His cause was championed by the well-respected Miss Berry of the Arts League of Service. She urged him to do a set of drawings of the mines, and when Bissill’s efforts were included in the League’s travelling exhibitions they aroused considerable interest. One leading critic said: ‘Here is a modern artist who cannot be accused of affectation, for Mr Bissill evolved his style as a lad working in the mines, before he ever dreamed of an artist’s career.’

Bissill’s distinctive talent had been recognised – quickly the Redfern Gallery in London set up his one-man show held in April 1925. His work sold, and the former Derbyshire miner – ‘a quiet dark youth of 28’ – was suddenly ‘fashionable’. There followed a few heady years for the man dubbed locally ‘the Heanor artist’. In Paris he experimented successfully with woodcuts. His depictions of the ballet, Folies Bergere and café society – a world away from his mining works – sold well.

More London shows followed throughout the 1920s, and he created posters for the London and North-Eastern Railway, the Post Office and Shell. He was also commissioned to design the entire scheme of decoration for the Kensington home of the eminent art and dance critic Arnold Haskell – rather grander echoes of his boyhood adornment of the Langley Mill cottage. His father lived to witness his son’s success – the coloured crayons paid off.
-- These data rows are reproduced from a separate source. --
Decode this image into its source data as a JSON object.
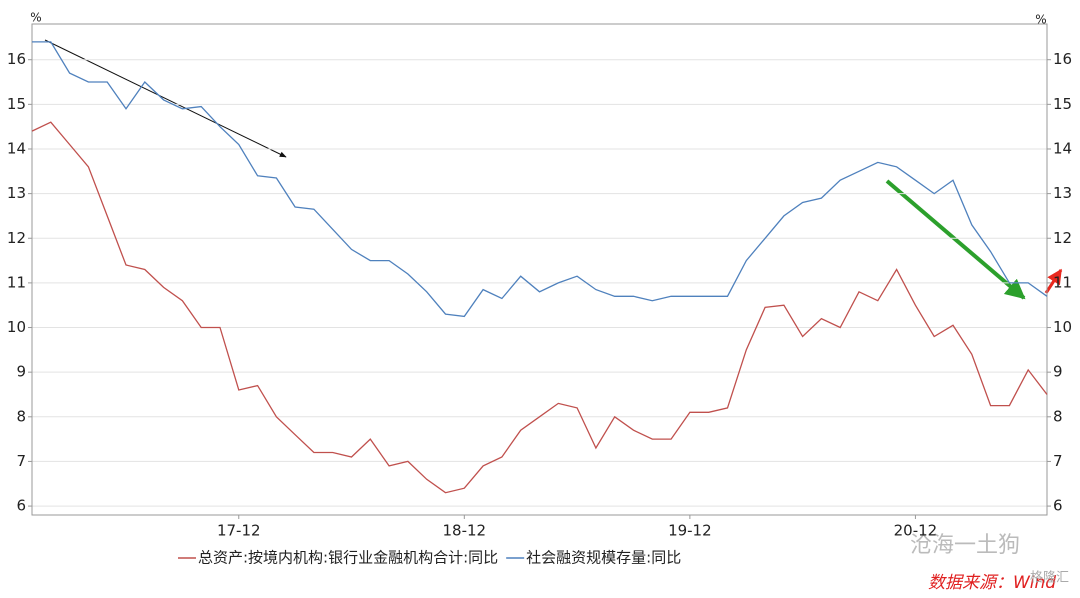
{
  "chart_data": {
    "type": "line",
    "y_unit": "%",
    "categories": [
      null,
      null,
      null,
      null,
      null,
      null,
      null,
      null,
      null,
      null,
      null,
      "17-12",
      null,
      null,
      null,
      null,
      null,
      null,
      null,
      null,
      null,
      null,
      null,
      "18-12",
      null,
      null,
      null,
      null,
      null,
      null,
      null,
      null,
      null,
      null,
      null,
      "19-12",
      null,
      null,
      null,
      null,
      null,
      null,
      null,
      null,
      null,
      null,
      null,
      "20-12",
      null,
      null,
      null,
      null,
      null,
      null,
      null
    ],
    "series": [
      {
        "name": "总资产:按境内机构:银行业金融机构合计:同比",
        "color": "#c0504d",
        "values": [
          14.4,
          14.6,
          14.1,
          13.6,
          12.5,
          11.4,
          11.3,
          10.9,
          10.6,
          10.0,
          10.0,
          8.6,
          8.7,
          8.0,
          7.6,
          7.2,
          7.2,
          7.1,
          7.5,
          6.9,
          7.0,
          6.6,
          6.3,
          6.4,
          6.9,
          7.1,
          7.7,
          8.0,
          8.3,
          8.2,
          7.3,
          8.0,
          7.7,
          7.5,
          7.5,
          8.1,
          8.1,
          8.2,
          9.5,
          10.45,
          10.5,
          9.8,
          10.2,
          10.0,
          10.8,
          10.6,
          11.3,
          10.5,
          9.8,
          10.05,
          9.4,
          8.25,
          8.25,
          9.05,
          8.5
        ]
      },
      {
        "name": "社会融资规模存量:同比",
        "color": "#4f81bd",
        "values": [
          16.4,
          16.4,
          15.7,
          15.5,
          15.5,
          14.9,
          15.5,
          15.1,
          14.9,
          14.95,
          14.5,
          14.1,
          13.4,
          13.35,
          12.7,
          12.65,
          12.2,
          11.75,
          11.5,
          11.5,
          11.2,
          10.8,
          10.3,
          10.25,
          10.85,
          10.65,
          11.15,
          10.8,
          11.0,
          11.15,
          10.85,
          10.7,
          10.7,
          10.6,
          10.7,
          10.7,
          10.7,
          10.7,
          11.5,
          12.0,
          12.5,
          12.8,
          12.9,
          13.3,
          13.5,
          13.7,
          13.6,
          13.3,
          13.0,
          13.3,
          12.3,
          11.7,
          11.0,
          11.0,
          10.7
        ]
      }
    ],
    "ylim": [
      5.8,
      16.8
    ],
    "yticks": [
      6,
      7,
      8,
      9,
      10,
      11,
      12,
      13,
      14,
      15,
      16
    ],
    "grid": true,
    "watermark": "沧海一土狗",
    "source": "数据来源：Wind",
    "logo": "格隆汇"
  }
}
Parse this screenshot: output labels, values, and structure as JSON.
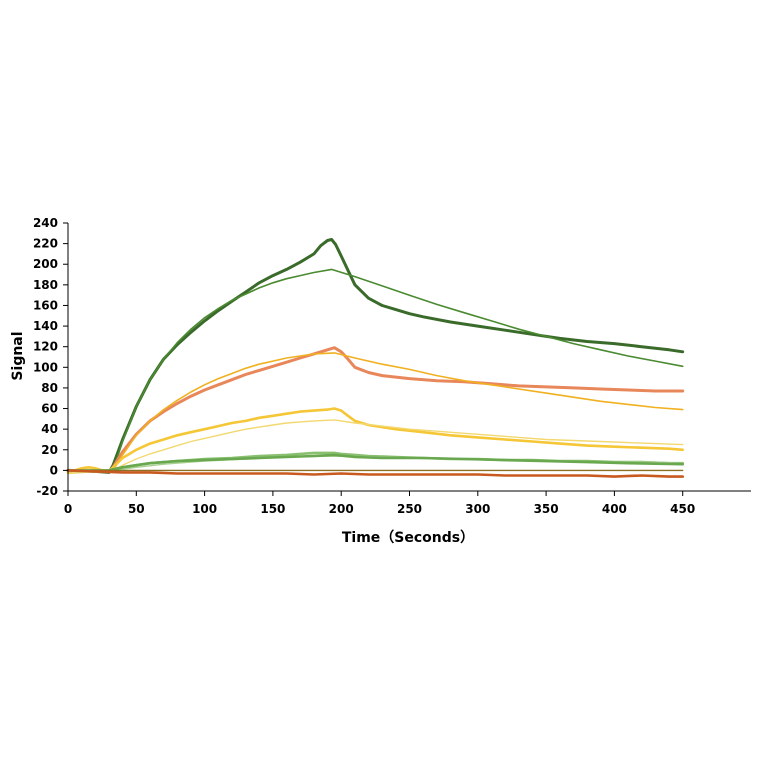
{
  "chart_data": {
    "type": "line",
    "xlabel": "Time（Seconds）",
    "ylabel": "Signal",
    "xlim": [
      0,
      500
    ],
    "ylim": [
      -20,
      240
    ],
    "x_ticks": [
      0,
      50,
      100,
      150,
      200,
      250,
      300,
      350,
      400,
      450
    ],
    "y_ticks": [
      -20,
      0,
      20,
      40,
      60,
      80,
      100,
      120,
      140,
      160,
      180,
      200,
      220,
      240
    ],
    "grid": false,
    "legend": "none",
    "series": [
      {
        "kind": "data",
        "color": "#3a6b2a",
        "width": 3,
        "x": [
          0,
          20,
          30,
          33,
          40,
          50,
          60,
          70,
          80,
          90,
          100,
          110,
          120,
          130,
          140,
          150,
          160,
          170,
          180,
          185,
          190,
          193,
          196,
          200,
          205,
          210,
          220,
          230,
          240,
          250,
          260,
          280,
          300,
          320,
          340,
          360,
          380,
          400,
          420,
          440,
          450
        ],
        "y": [
          0,
          -1,
          -2,
          5,
          30,
          62,
          88,
          108,
          122,
          134,
          145,
          155,
          164,
          173,
          182,
          189,
          195,
          202,
          210,
          218,
          223,
          224,
          219,
          208,
          194,
          180,
          167,
          160,
          156,
          152,
          149,
          144,
          140,
          136,
          132,
          128,
          125,
          123,
          120,
          117,
          115
        ]
      },
      {
        "kind": "fit",
        "color": "#4a8a30",
        "width": 1.6,
        "x": [
          33,
          40,
          50,
          60,
          70,
          80,
          90,
          100,
          110,
          120,
          130,
          140,
          150,
          160,
          170,
          180,
          193,
          210,
          230,
          250,
          270,
          290,
          310,
          330,
          350,
          370,
          390,
          410,
          430,
          450
        ],
        "y": [
          0,
          28,
          62,
          88,
          108,
          124,
          137,
          148,
          157,
          165,
          171,
          177,
          182,
          186,
          189,
          192,
          195,
          188,
          179,
          170,
          161,
          153,
          145,
          137,
          130,
          123,
          117,
          111,
          106,
          101
        ]
      },
      {
        "kind": "data",
        "color": "#e8875a",
        "width": 3,
        "x": [
          0,
          20,
          30,
          33,
          40,
          50,
          60,
          70,
          80,
          90,
          100,
          110,
          120,
          130,
          140,
          150,
          160,
          170,
          180,
          190,
          195,
          200,
          205,
          210,
          220,
          230,
          250,
          270,
          290,
          310,
          330,
          350,
          370,
          390,
          410,
          430,
          450
        ],
        "y": [
          0,
          -1,
          -1,
          3,
          18,
          35,
          48,
          57,
          65,
          72,
          78,
          83,
          88,
          93,
          97,
          101,
          105,
          109,
          113,
          117,
          119,
          115,
          108,
          100,
          95,
          92,
          89,
          87,
          86,
          84,
          82,
          81,
          80,
          79,
          78,
          77,
          77
        ]
      },
      {
        "kind": "fit",
        "color": "#f0b020",
        "width": 1.6,
        "x": [
          33,
          40,
          50,
          60,
          70,
          80,
          90,
          100,
          110,
          120,
          130,
          140,
          150,
          160,
          170,
          180,
          195,
          210,
          230,
          250,
          270,
          290,
          310,
          330,
          350,
          370,
          390,
          410,
          430,
          450
        ],
        "y": [
          0,
          15,
          34,
          48,
          59,
          68,
          76,
          83,
          89,
          94,
          99,
          103,
          106,
          109,
          111,
          113,
          114,
          109,
          103,
          98,
          92,
          87,
          83,
          79,
          75,
          71,
          67,
          64,
          61,
          59
        ]
      },
      {
        "kind": "data",
        "color": "#f5c635",
        "width": 2.6,
        "x": [
          0,
          10,
          15,
          20,
          25,
          30,
          33,
          40,
          50,
          60,
          70,
          80,
          90,
          100,
          110,
          120,
          130,
          140,
          150,
          160,
          170,
          180,
          190,
          195,
          200,
          205,
          210,
          220,
          240,
          260,
          280,
          300,
          320,
          340,
          360,
          380,
          400,
          420,
          440,
          450
        ],
        "y": [
          -2,
          2,
          3,
          2,
          0,
          -1,
          3,
          12,
          20,
          26,
          30,
          34,
          37,
          40,
          43,
          46,
          48,
          51,
          53,
          55,
          57,
          58,
          59,
          60,
          58,
          53,
          48,
          44,
          40,
          37,
          34,
          32,
          30,
          28,
          26,
          24,
          23,
          22,
          21,
          20
        ]
      },
      {
        "kind": "fit",
        "color": "#f3d870",
        "width": 1.4,
        "x": [
          0,
          33,
          40,
          50,
          60,
          70,
          80,
          90,
          100,
          110,
          120,
          130,
          140,
          150,
          160,
          170,
          180,
          195,
          210,
          230,
          250,
          270,
          290,
          310,
          330,
          350,
          370,
          390,
          410,
          430,
          450
        ],
        "y": [
          -3,
          0,
          5,
          11,
          16,
          20,
          24,
          28,
          31,
          34,
          37,
          40,
          42,
          44,
          46,
          47,
          48,
          49,
          46,
          43,
          40,
          38,
          36,
          34,
          32,
          30,
          29,
          28,
          27,
          26,
          25
        ]
      },
      {
        "kind": "data",
        "color": "#88c070",
        "width": 2.6,
        "x": [
          0,
          20,
          30,
          33,
          40,
          50,
          60,
          70,
          80,
          100,
          120,
          140,
          160,
          180,
          190,
          195,
          200,
          210,
          220,
          240,
          260,
          280,
          300,
          320,
          340,
          360,
          380,
          400,
          420,
          440,
          450
        ],
        "y": [
          0,
          -1,
          0,
          1,
          3,
          5,
          7,
          8,
          9,
          11,
          12,
          14,
          15,
          17,
          17,
          17,
          16,
          15,
          14,
          13,
          12,
          11,
          11,
          10,
          10,
          9,
          9,
          8,
          8,
          7,
          7
        ]
      },
      {
        "kind": "fit",
        "color": "#a8d090",
        "width": 1.4,
        "x": [
          0,
          33,
          50,
          70,
          100,
          130,
          160,
          195,
          220,
          250,
          280,
          310,
          340,
          370,
          400,
          430,
          450
        ],
        "y": [
          -1,
          0,
          3,
          6,
          9,
          11,
          13,
          14,
          13,
          12,
          11,
          10,
          9,
          9,
          8,
          8,
          7
        ]
      },
      {
        "kind": "data",
        "color": "#6aa850",
        "width": 2.6,
        "x": [
          0,
          30,
          33,
          40,
          50,
          60,
          80,
          100,
          120,
          140,
          160,
          180,
          195,
          210,
          230,
          260,
          290,
          320,
          350,
          380,
          410,
          450
        ],
        "y": [
          0,
          0,
          1,
          3,
          5,
          7,
          9,
          10,
          11,
          12,
          13,
          14,
          15,
          13,
          12,
          12,
          11,
          10,
          9,
          8,
          7,
          6
        ]
      },
      {
        "kind": "fit",
        "color": "#8a7020",
        "width": 1.4,
        "x": [
          0,
          450
        ],
        "y": [
          0,
          0
        ]
      },
      {
        "kind": "data",
        "color": "#c85a20",
        "width": 2.6,
        "x": [
          0,
          20,
          40,
          60,
          80,
          100,
          120,
          140,
          160,
          180,
          200,
          220,
          240,
          260,
          280,
          300,
          320,
          340,
          360,
          380,
          400,
          420,
          440,
          450
        ],
        "y": [
          0,
          -1,
          -2,
          -2,
          -3,
          -3,
          -3,
          -3,
          -3,
          -4,
          -3,
          -4,
          -4,
          -4,
          -4,
          -4,
          -5,
          -5,
          -5,
          -5,
          -6,
          -5,
          -6,
          -6
        ]
      }
    ]
  }
}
Bissill never forgot those humbler beginnings. He regularly submitted works to the annual Ilkeston Arts Club exhibition, and did some of his painting at Heanor Miners’ Welfare where he attracted curious onlookers: ‘I laughed and joked with them, but I don’t think they really understood my work, it was too abstract. They weren’t slow to express what they thought, often in very forcible language.’

Bissill’s work certainly divided opinion, and early in 1930 Heanor became the unlikely focus for both local and national debate about ‘good’ and ‘bad’ art. The retiring headmaster of Heanor School had commissioned his former pupil to paint decorative panels for the assembly hall – these took Bissill a year to do, but on seeing them the School Governors positively refused to accept them.
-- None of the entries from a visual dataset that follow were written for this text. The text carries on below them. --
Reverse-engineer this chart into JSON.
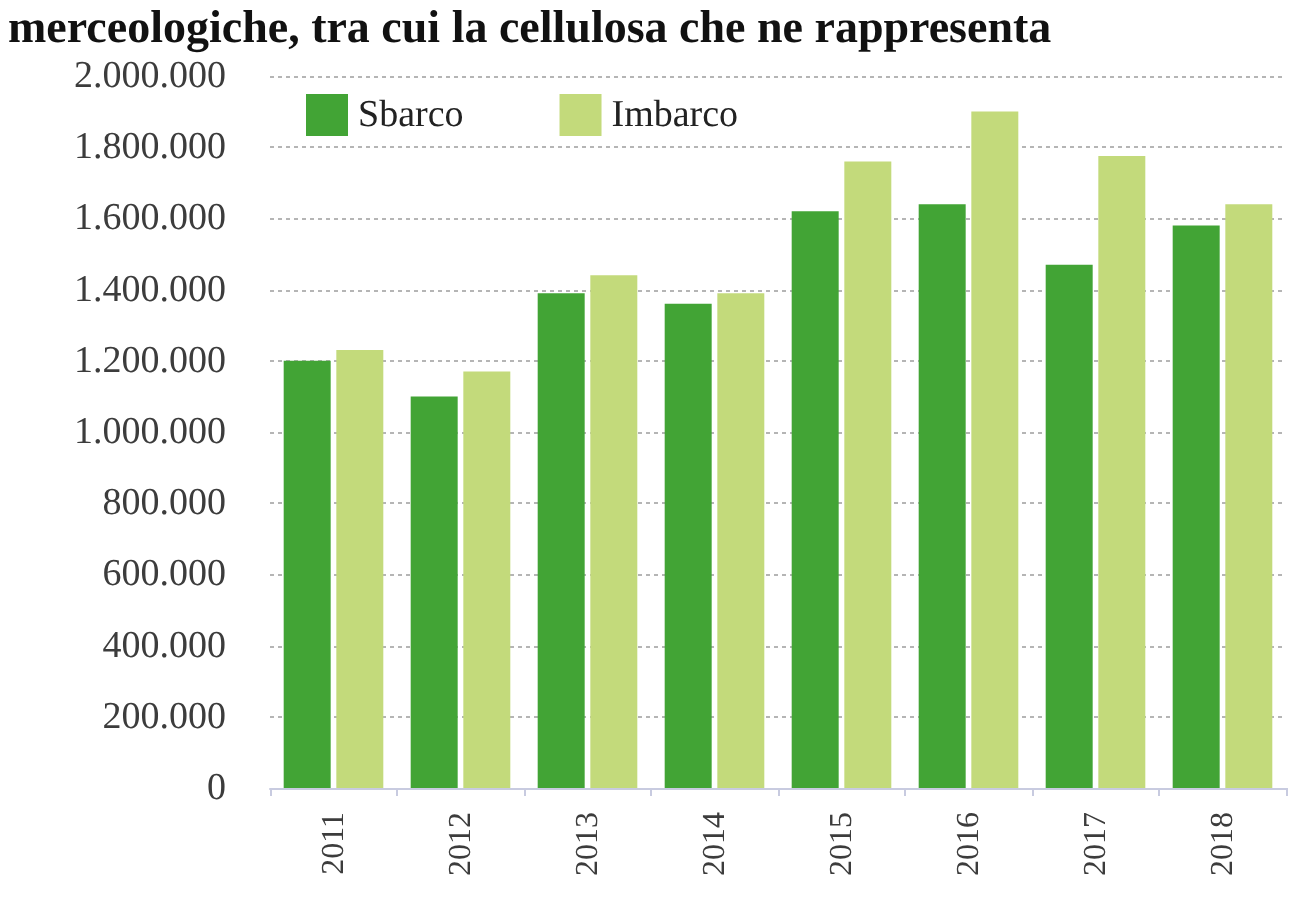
{
  "chart_data": {
    "type": "bar",
    "annotations": [
      "merceologiche, tra cui la cellulosa che ne rappresenta"
    ],
    "categories": [
      "2011",
      "2012",
      "2013",
      "2014",
      "2015",
      "2016",
      "2017",
      "2018"
    ],
    "series": [
      {
        "name": "Sbarco",
        "color": "#42a435",
        "values": [
          1200000,
          1100000,
          1390000,
          1360000,
          1620000,
          1640000,
          1470000,
          1580000
        ]
      },
      {
        "name": "Imbarco",
        "color": "#c3da7b",
        "values": [
          1230000,
          1170000,
          1440000,
          1390000,
          1760000,
          1900000,
          1775000,
          1640000
        ]
      }
    ],
    "ylim": [
      0,
      2000000
    ],
    "yticks": [
      0,
      {
        "value": 200000,
        "label": "200.000"
      },
      {
        "value": 400000,
        "label": "400.000"
      },
      {
        "value": 600000,
        "label": "600.000"
      },
      {
        "value": 800000,
        "label": "800.000"
      },
      {
        "value": 1000000,
        "label": "1.000.000"
      },
      {
        "value": 1200000,
        "label": "1.200.000"
      },
      {
        "value": 1400000,
        "label": "1.400.000"
      },
      {
        "value": 1600000,
        "label": "1.600.000"
      },
      {
        "value": 1800000,
        "label": "1.800.000"
      },
      {
        "value": 2000000,
        "label": "2.000.000"
      }
    ],
    "grid": "y",
    "legend": "top left"
  }
}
The Derby Daily Telegraph screamed ‘insult to Heanor artist’. Respected London voices slammed the ‘petty provinciality of those unable to recognise real art.’ But the governors stood firm, declaring the works ‘wholly unsuitable’ – Bissill’s panels never did grace the school. Instead they were shown temporarily in Heanor Town Hall in aid of charity, attracting large numbers of visitors.

This prompted evangelistic support for Bissill from a local councillor: ‘The school should accept these pictures gladly. Who can say what is beautiful and what is ugly? Take Ilkeston. The very glory of Ilkeston is in its slag heaps, pitheads, and whirring factory wheels. And who can say there is no beauty in a blast furnace? We have sunsets in the midnight sky in Ilkeston.’

Bissill carried on regardless – although from the 1930s, perhaps subconsciously, he moved away from his core material in favour of competent but unexceptional landscapes. In 1935 he married London-born Gladys Swann and the couple lived first in Berkshire – where Bissill did some teaching – and then Hampshire, where he earned a living as an art restorer and by selling the occasional work.

But his moment had passed. When he died in Andover, Hampshire, in 1973 aged 77 few in the art world noted his passing. But the ‘Pitman Painter’ holds a rightful place in the Derbyshire annals – miner, First World War veteran, artist and designer – an unlikely mix in an accomplished life deserving recognition.